La factura de la paz social: subvenciones récord a cambio de silencio
En diciembre de 2024, Yolanda Díaz duplicó la subvención a los sindicatos hasta un máximo histórico de 32 millones de euros para 2025. Este incremento coincide con la ausencia de huelgas generales durante el mandato de Sánchez, un contraste con los gobiernos del PP. De hecho, el Ejecutivo puso en venta un tercio de los edificios sindicales (220 de 558) por "poco uso", lo que sugiere que la actividad sindical se ha reducido a la gestión de subvenciones.
Fuga de afiliados y falta de músculo: la otra cara de la moneda
La afiliación sindical ha tocado mínimos históricos: solo el 12,5% de los trabajadores está afiliado, según ABC. La cancelación de la huelga de trenes por parte de UGT y CCOO provocó una fuga de afiliados que denuncian "venderse al Gobierno". Esta pérdida de base social reduce la capacidad de convocatoria, aunque el dato de subvenciones sugiere que la motivación es más financiera que representativa.
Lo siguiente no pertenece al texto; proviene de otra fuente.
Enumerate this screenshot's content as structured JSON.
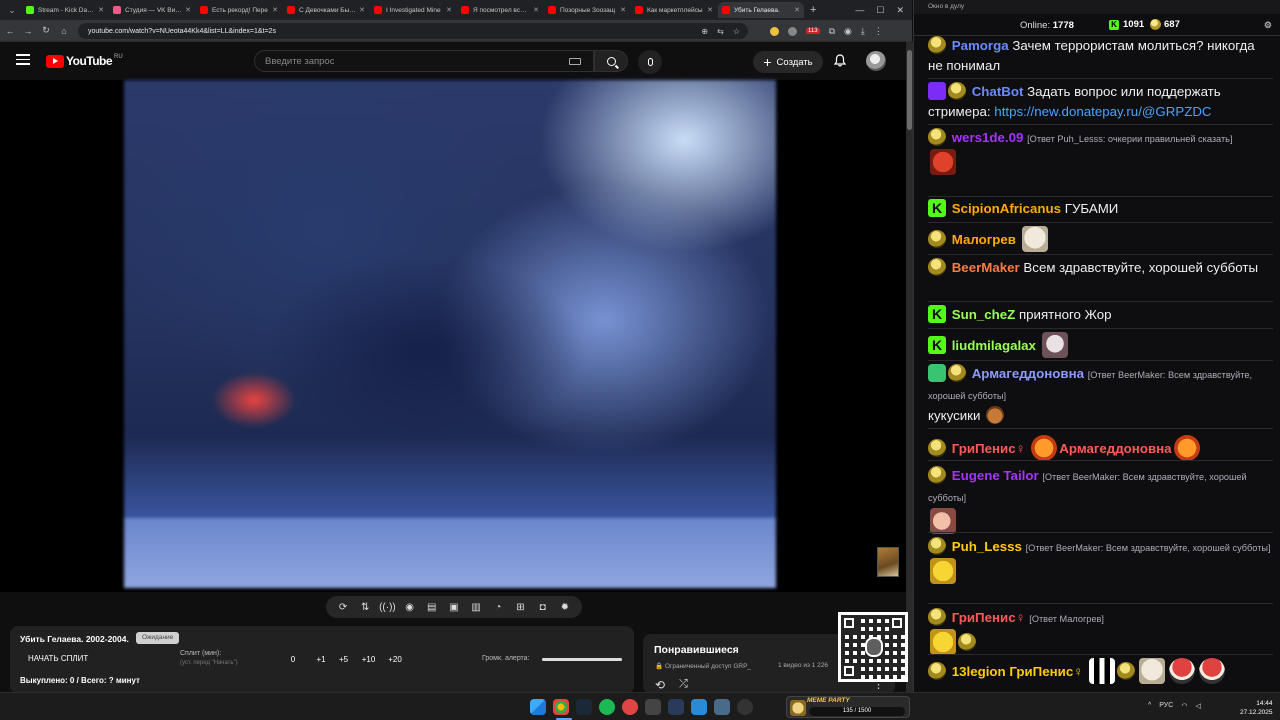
{
  "browser": {
    "tabs": [
      {
        "label": "Stream - Kick Dashb",
        "color": "#53fc18",
        "active": false
      },
      {
        "label": "Студия — VK Видео",
        "color": "#e85d8a",
        "active": false
      },
      {
        "label": "Есть рекорд! Пере",
        "color": "#ff0000",
        "active": false
      },
      {
        "label": "С Девочками Было",
        "color": "#ff0000",
        "active": false
      },
      {
        "label": "I Investigated Mine",
        "color": "#ff0000",
        "active": false
      },
      {
        "label": "Я посмотрел все ф",
        "color": "#ff0000",
        "active": false
      },
      {
        "label": "Позорные Зоозащ",
        "color": "#ff0000",
        "active": false
      },
      {
        "label": "Как маркетплейсы",
        "color": "#ff0000",
        "active": false
      },
      {
        "label": "Убить Гелаева.",
        "color": "#ff0000",
        "active": true
      }
    ],
    "url": "youtube.com/watch?v=NUeota44Kk4&list=LL&index=1&t=2s",
    "ext_badge": "113"
  },
  "youtube": {
    "logo_text": "YouTube",
    "region": "RU",
    "search_placeholder": "Введите запрос",
    "create_label": "Создать"
  },
  "panel": {
    "title": "Убить Гелаева. 2002-2004.",
    "badge": "Ожидание",
    "split_button": "НАЧАТЬ СПЛИТ",
    "split_label": "Сплит (мин):",
    "split_hint": "(уст. перед \"Начать\")",
    "split_values": [
      "0",
      "+1",
      "+5",
      "+10",
      "+20"
    ],
    "alert_label": "Громк. алерта:",
    "alert_level": 1.0,
    "footer": "Выкуплено: 0 / Всего: ? минут"
  },
  "liked": {
    "title": "Понравившиеся",
    "access": "🔒 Ограниченный доступ  GRP_",
    "count": "1 видео из 1 226"
  },
  "chat": {
    "top_title": "Окно в дулу",
    "online_label": "Online:",
    "online_value": "1778",
    "kick_value": "1091",
    "coin_value": "687",
    "messages": [
      {
        "user": "Pamorga",
        "color": "#6b8cff",
        "text": "Зачем террористам молиться? никогда не понимал"
      },
      {
        "user": "ChatBot",
        "color": "#6b8cff",
        "text": "Задать вопрос или поддержать стримера:",
        "link": "https://new.donatepay.ru/@GRPZDC"
      },
      {
        "user": "wers1de.09",
        "color": "#a633ff",
        "reply": "[Ответ Puh_Lesss: очкерии правильней сказать]"
      },
      {
        "user": "ScipionAfricanus",
        "color": "#ffaa00",
        "text": "ГУБАМИ"
      },
      {
        "user": "Малогрев",
        "color": "#ffaa00",
        "text": ""
      },
      {
        "user": "BeerMaker",
        "color": "#ff7a45",
        "text": "Всем здравствуйте, хорошей субботы"
      },
      {
        "user": "Sun_cheZ",
        "color": "#9bff5a",
        "text": "приятного Жор"
      },
      {
        "user": "liudmilagalax",
        "color": "#9bff5a",
        "text": ""
      },
      {
        "user": "Армагеддоновна",
        "color": "#8c9bff",
        "reply": "[Ответ BeerMaker: Всем здравствуйте, хорошей субботы]",
        "text": "кукусики"
      },
      {
        "user": "ГриПенис♀",
        "color": "#ff5a5a",
        "mention": "Армагеддоновна",
        "mention_color": "#ff5a5a"
      },
      {
        "user": "Eugene Tailor",
        "color": "#a633ff",
        "reply": "[Ответ BeerMaker: Всем здравствуйте, хорошей субботы]"
      },
      {
        "user": "Puh_Lesss",
        "color": "#ffcc00",
        "reply": "[Ответ BeerMaker: Всем здравствуйте, хорошей субботы]"
      },
      {
        "user": "ГриПенис♀",
        "color": "#ff5a5a",
        "reply": "[Ответ Малогрев]"
      },
      {
        "user": "13legion",
        "color": "#ffcc00",
        "mention": "ГриПенис♀",
        "mention_color": "#ffcc00"
      }
    ]
  },
  "taskbar": {
    "widget_title": "MEME PARTY",
    "widget_progress": "135 / 1500",
    "lang": "РУС",
    "time": "14:44",
    "date": "27.12.2025"
  }
}
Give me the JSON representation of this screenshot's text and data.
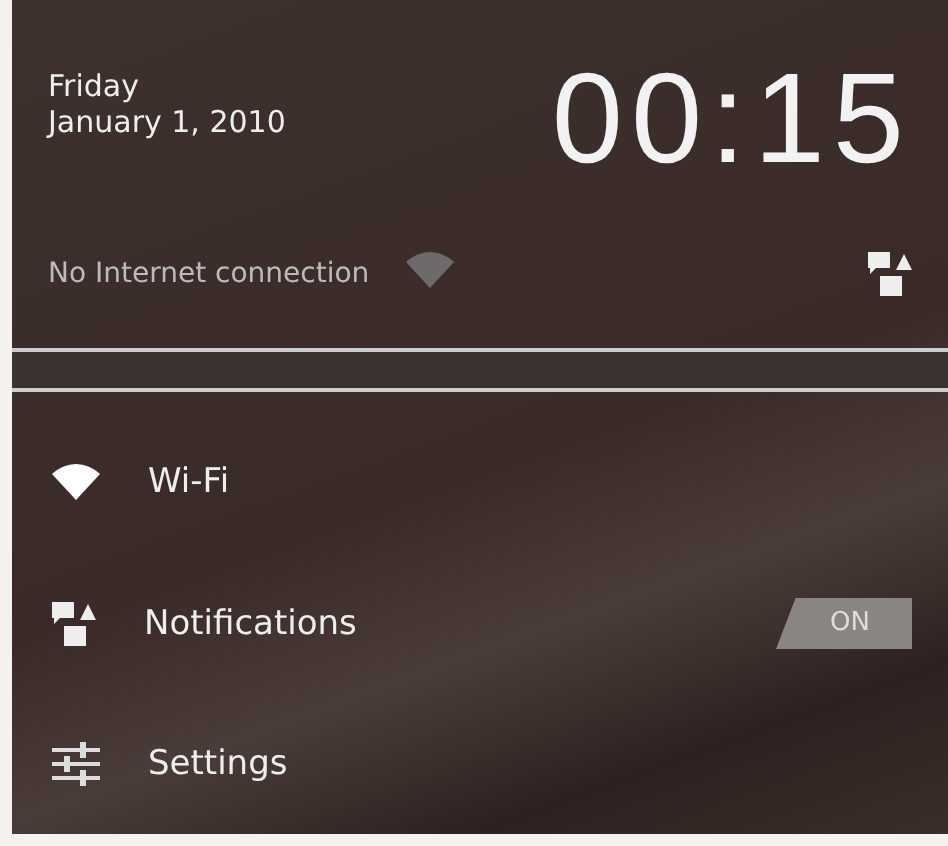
{
  "header": {
    "day": "Friday",
    "date": "January 1, 2010",
    "time": "00:15"
  },
  "status": {
    "text": "No Internet connection"
  },
  "rows": [
    {
      "kind": "link",
      "label": "Wi-Fi"
    },
    {
      "kind": "toggle",
      "label": "Notifications",
      "on": true,
      "toggle_label": "ON"
    },
    {
      "kind": "link",
      "label": "Settings"
    }
  ]
}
El negocio de los liberados sindicales
El círculo se cierra con casos de nepotismo: un exconsejero de ADIF de la UGT colocó a sus dos hijos en la empresa pública, mientras la pareja del líder de CCOO recibió 345.000 euros públicos por "talleres de lectura". Estos ejemplos refuerzan la percepción de que los sindicatos se han convertido en chiringuitos financiados por el contribuyente.
La pregunta que queda en el aire es si los sindicatos han perdido su razón de ser o simplemente han cambiado de jefe. Mientras las subvenciones sigan fluyendo, la huelga general seguirá siendo una herramienta reservada para gobiernos de derechas.